Григорий Михайлович, пока малый метался, тоже вроде бы суетился, что-то хватал, расшвыривал метлы, вилы, грабли, вопя при этом: «Хлопцы, хлопцы! Коней, коней выпускайте!» — и бил при случае ногами в перегородку.
Но едва Аладьев пробежал мимо, как он изловчился влепить ему такого смачного пинка, что присвистнуло даже в воздухе, и буйно завопил:
— Вот так горим!
Ему еще раз посчастливилось поддеть и опять с бешеной сладостью крикнуть:
— Вот такой вот пожар!
Третий раз Григорий Михайлович промахнулся. Сильно дрыгнув ногой в пустоту, он зашкандыбал, хватаясь рукой за коленку и морщась от смешной и досадной боли, погнал вдогонку дневальному, как собак, клыкастые матюки. Аладьев, побросав мешки, втянув голову в плечи, улепетывал без оглядки, припадая на босую ногу и бухая сапогом другой. Лишь бы подальше от Кулиша.

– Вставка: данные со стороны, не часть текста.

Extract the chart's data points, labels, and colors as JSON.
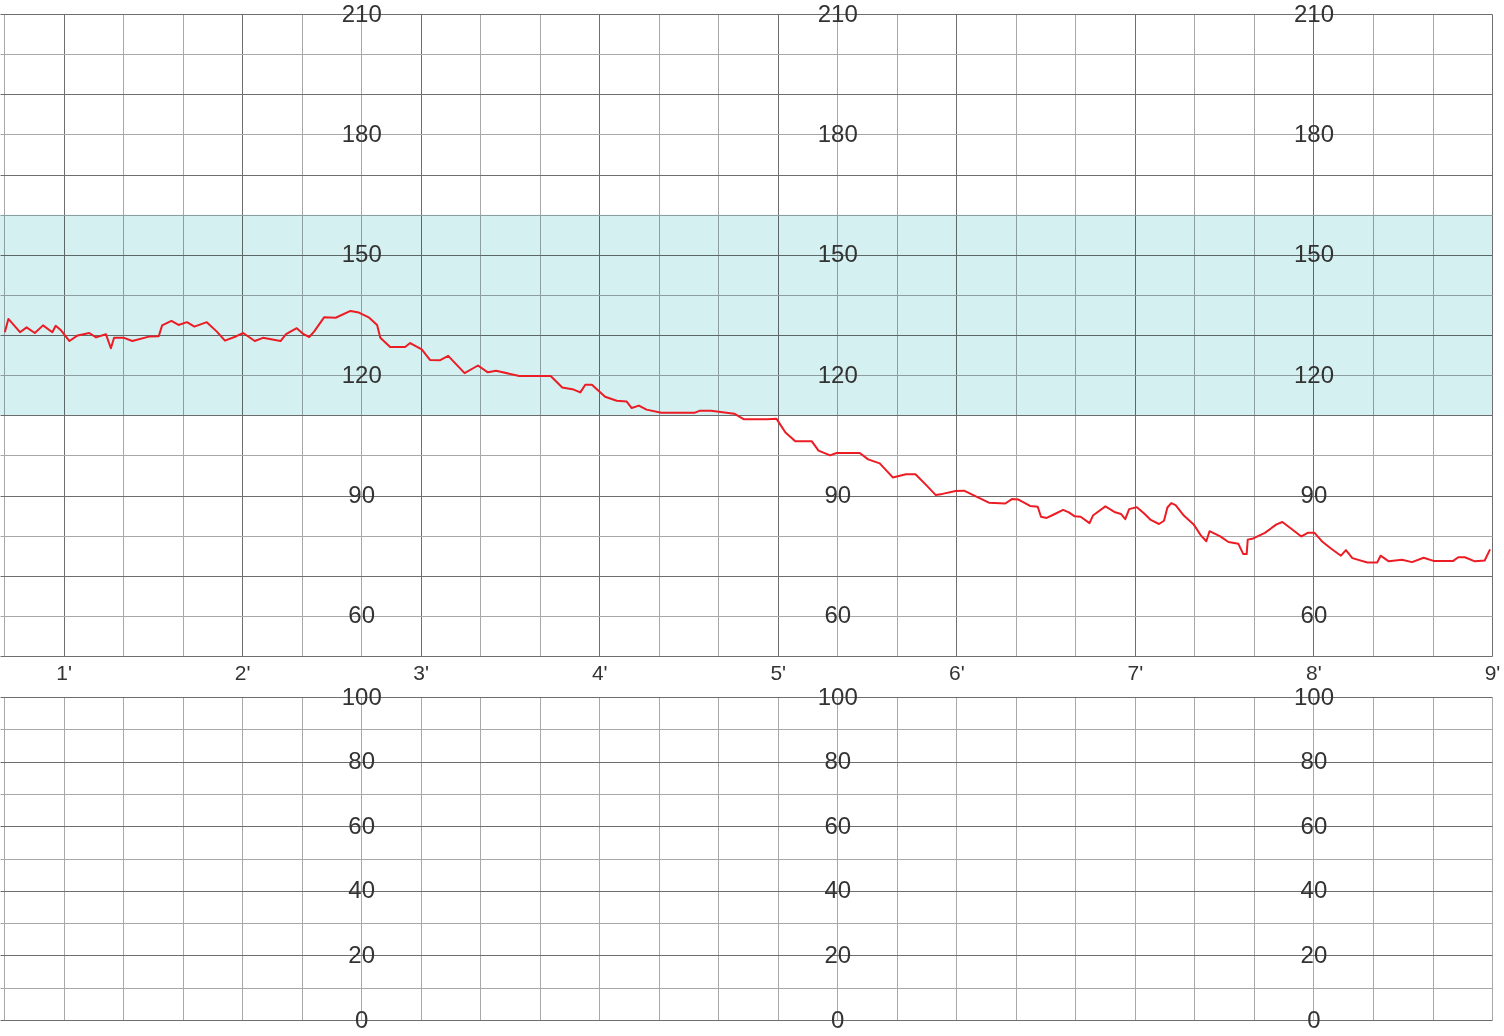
{
  "chart_data": [
    {
      "type": "line",
      "color": "#ec1c24",
      "grid": true,
      "xlim": [
        0.644,
        9
      ],
      "xticks": [
        {
          "value": 0.667,
          "label": null
        },
        {
          "value": 1,
          "label": "1'"
        },
        {
          "value": 1.333,
          "label": null
        },
        {
          "value": 1.667,
          "label": null
        },
        {
          "value": 2,
          "label": "2'"
        },
        {
          "value": 2.333,
          "label": null
        },
        {
          "value": 2.667,
          "label": null
        },
        {
          "value": 3,
          "label": "3'"
        },
        {
          "value": 3.333,
          "label": null
        },
        {
          "value": 3.667,
          "label": null
        },
        {
          "value": 4,
          "label": "4'"
        },
        {
          "value": 4.333,
          "label": null
        },
        {
          "value": 4.667,
          "label": null
        },
        {
          "value": 5,
          "label": "5'"
        },
        {
          "value": 5.333,
          "label": null
        },
        {
          "value": 5.667,
          "label": null
        },
        {
          "value": 6,
          "label": "6'"
        },
        {
          "value": 6.333,
          "label": null
        },
        {
          "value": 6.667,
          "label": null
        },
        {
          "value": 7,
          "label": "7'"
        },
        {
          "value": 7.333,
          "label": null
        },
        {
          "value": 7.667,
          "label": null
        },
        {
          "value": 8,
          "label": "8'"
        },
        {
          "value": 8.333,
          "label": null
        },
        {
          "value": 8.667,
          "label": null
        },
        {
          "value": 9,
          "label": "9'"
        }
      ],
      "ylim": [
        50,
        210
      ],
      "yticks": [
        {
          "value": 50,
          "label": null
        },
        60,
        {
          "value": 70,
          "label": null
        },
        {
          "value": 80,
          "label": null
        },
        90,
        {
          "value": 100,
          "label": null
        },
        {
          "value": 110,
          "label": null
        },
        120,
        {
          "value": 130,
          "label": null
        },
        {
          "value": 140,
          "label": null
        },
        150,
        {
          "value": 160,
          "label": null
        },
        {
          "value": 170,
          "label": null
        },
        180,
        {
          "value": 190,
          "label": null
        },
        {
          "value": 200,
          "label": null
        },
        210
      ],
      "y2lim": [
        50,
        210
      ],
      "y2ticks": [
        60,
        90,
        120,
        150,
        180,
        210
      ],
      "y3lim": [
        50,
        210
      ],
      "y3ticks": [
        60,
        90,
        120,
        150,
        180,
        210
      ],
      "bands": [
        {
          "axis": "y",
          "from": 110,
          "to": 160,
          "color": "#d5f0f1"
        }
      ],
      "x": [
        0.672,
        0.691,
        0.756,
        0.793,
        0.839,
        0.885,
        0.937,
        0.956,
        0.987,
        1.033,
        1.079,
        1.144,
        1.182,
        1.237,
        1.265,
        1.283,
        1.339,
        1.385,
        1.478,
        1.533,
        1.552,
        1.604,
        1.644,
        1.691,
        1.733,
        1.802,
        1.857,
        1.904,
        1.968,
        2.006,
        2.071,
        2.117,
        2.215,
        2.246,
        2.306,
        2.344,
        2.376,
        2.404,
        2.459,
        2.524,
        2.607,
        2.654,
        2.709,
        2.756,
        2.774,
        2.829,
        2.913,
        2.941,
        3.006,
        3.052,
        3.107,
        3.154,
        3.246,
        3.321,
        3.376,
        3.422,
        3.552,
        3.728,
        3.793,
        3.857,
        3.894,
        3.922,
        3.959,
        4.033,
        4.098,
        4.154,
        4.182,
        4.222,
        4.265,
        4.348,
        4.533,
        4.561,
        4.626,
        4.756,
        4.811,
        4.941,
        4.993,
        5.043,
        5.098,
        5.191,
        5.228,
        5.293,
        5.329,
        5.459,
        5.506,
        5.571,
        5.644,
        5.718,
        5.771,
        5.829,
        5.885,
        5.922,
        5.996,
        6.043,
        6.089,
        6.182,
        6.274,
        6.311,
        6.348,
        6.413,
        6.456,
        6.474,
        6.506,
        6.543,
        6.598,
        6.63,
        6.663,
        6.696,
        6.746,
        6.765,
        6.835,
        6.885,
        6.922,
        6.946,
        6.968,
        7.011,
        7.052,
        7.089,
        7.135,
        7.163,
        7.182,
        7.204,
        7.228,
        7.274,
        7.329,
        7.367,
        7.4,
        7.418,
        7.478,
        7.524,
        7.579,
        7.607,
        7.626,
        7.632,
        7.663,
        7.728,
        7.793,
        7.826,
        7.876,
        7.932,
        7.968,
        8.006,
        8.052,
        8.098,
        8.154,
        8.182,
        8.218,
        8.302,
        8.357,
        8.376,
        8.422,
        8.496,
        8.552,
        8.617,
        8.672,
        8.783,
        8.811,
        8.848,
        8.904,
        8.959,
        8.987
      ],
      "values": [
        130.9,
        134.0,
        130.7,
        131.9,
        130.5,
        132.4,
        130.7,
        132.3,
        131.1,
        128.5,
        129.9,
        130.5,
        129.4,
        130.2,
        126.7,
        129.3,
        129.3,
        128.5,
        129.6,
        129.7,
        132.4,
        133.5,
        132.5,
        133.2,
        132.1,
        133.2,
        130.9,
        128.6,
        129.7,
        130.5,
        128.5,
        129.3,
        128.5,
        130.2,
        131.7,
        130.2,
        129.5,
        130.9,
        134.4,
        134.3,
        136.0,
        135.6,
        134.4,
        132.5,
        129.3,
        127.0,
        127.0,
        128.0,
        126.4,
        123.8,
        123.7,
        124.8,
        120.5,
        122.4,
        120.7,
        121.1,
        119.8,
        119.8,
        116.9,
        116.4,
        115.7,
        117.6,
        117.6,
        114.6,
        113.6,
        113.4,
        111.8,
        112.4,
        111.4,
        110.6,
        110.6,
        111.1,
        111.1,
        110.4,
        109.0,
        109.0,
        109.1,
        105.7,
        103.5,
        103.5,
        101.2,
        100.0,
        100.6,
        100.6,
        99.0,
        98.0,
        94.5,
        95.3,
        95.3,
        92.7,
        90.1,
        90.4,
        91.1,
        91.2,
        90.2,
        88.2,
        88.0,
        89.1,
        89.0,
        87.4,
        87.2,
        84.7,
        84.4,
        85.2,
        86.4,
        85.8,
        84.8,
        84.7,
        83.1,
        85.0,
        87.3,
        85.9,
        85.4,
        84.1,
        86.6,
        87.1,
        85.5,
        83.9,
        82.9,
        83.7,
        87.0,
        88.1,
        87.6,
        85.0,
        82.8,
        80.2,
        78.6,
        81.1,
        79.8,
        78.4,
        78.0,
        75.4,
        75.4,
        79.0,
        79.3,
        80.7,
        82.8,
        83.4,
        81.7,
        79.8,
        80.7,
        80.7,
        78.4,
        76.8,
        75.0,
        76.4,
        74.4,
        73.3,
        73.3,
        75.0,
        73.6,
        74.0,
        73.4,
        74.5,
        73.7,
        73.7,
        74.6,
        74.6,
        73.6,
        73.8,
        76.4
      ]
    },
    {
      "type": "line",
      "grid": true,
      "tick_labels": "y",
      "xlim": [
        0.644,
        9
      ],
      "xticks": [
        {
          "value": 0.667,
          "label": null
        },
        {
          "value": 1,
          "label": null
        },
        {
          "value": 1.333,
          "label": null
        },
        {
          "value": 1.667,
          "label": null
        },
        {
          "value": 2,
          "label": null
        },
        {
          "value": 2.333,
          "label": null
        },
        {
          "value": 2.667,
          "label": null
        },
        {
          "value": 3,
          "label": null
        },
        {
          "value": 3.333,
          "label": null
        },
        {
          "value": 3.667,
          "label": null
        },
        {
          "value": 4,
          "label": null
        },
        {
          "value": 4.333,
          "label": null
        },
        {
          "value": 4.667,
          "label": null
        },
        {
          "value": 5,
          "label": null
        },
        {
          "value": 5.333,
          "label": null
        },
        {
          "value": 5.667,
          "label": null
        },
        {
          "value": 6,
          "label": null
        },
        {
          "value": 6.333,
          "label": null
        },
        {
          "value": 6.667,
          "label": null
        },
        {
          "value": 7,
          "label": null
        },
        {
          "value": 7.333,
          "label": null
        },
        {
          "value": 7.667,
          "label": null
        },
        {
          "value": 8,
          "label": null
        },
        {
          "value": 8.333,
          "label": null
        },
        {
          "value": 8.667,
          "label": null
        },
        {
          "value": 9,
          "label": null
        }
      ],
      "ylim": [
        0,
        100
      ],
      "yticks": [
        0,
        {
          "value": 10,
          "label": null
        },
        20,
        {
          "value": 30,
          "label": null
        },
        40,
        {
          "value": 50,
          "label": null
        },
        60,
        {
          "value": 70,
          "label": null
        },
        80,
        {
          "value": 90,
          "label": null
        },
        100
      ],
      "y2lim": [
        0,
        100
      ],
      "y2ticks": [
        0,
        20,
        40,
        60,
        80,
        100
      ],
      "y3lim": [
        0,
        100
      ],
      "y3ticks": [
        0,
        20,
        40,
        60,
        80,
        100
      ]
    }
  ]
}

Вспугнутые этим шумом, криками, шарахались, взвиваясь на дыбы, лошади в денниках. Какая-то ударила копытами в доски, заржала тонко и зло другая, третья запальчиво захрапела. Трах, бах, дадах! — неслись удары по деревянным стенкам.
— А ну! — грозно закричал Григорий Михайлович, враз покрывая панический этот шум. — Побалуй у меня!
И конюшня стала стихать.
Когда-то голос тренера подламывал ему, юному Грицку, колени, какую-то лихорадку испуга зажигал в нем — «побалуй тут у меня!». Теперь он сам тренер, сам дрожь нагоняет зычным своим голосом и получает удовольствие.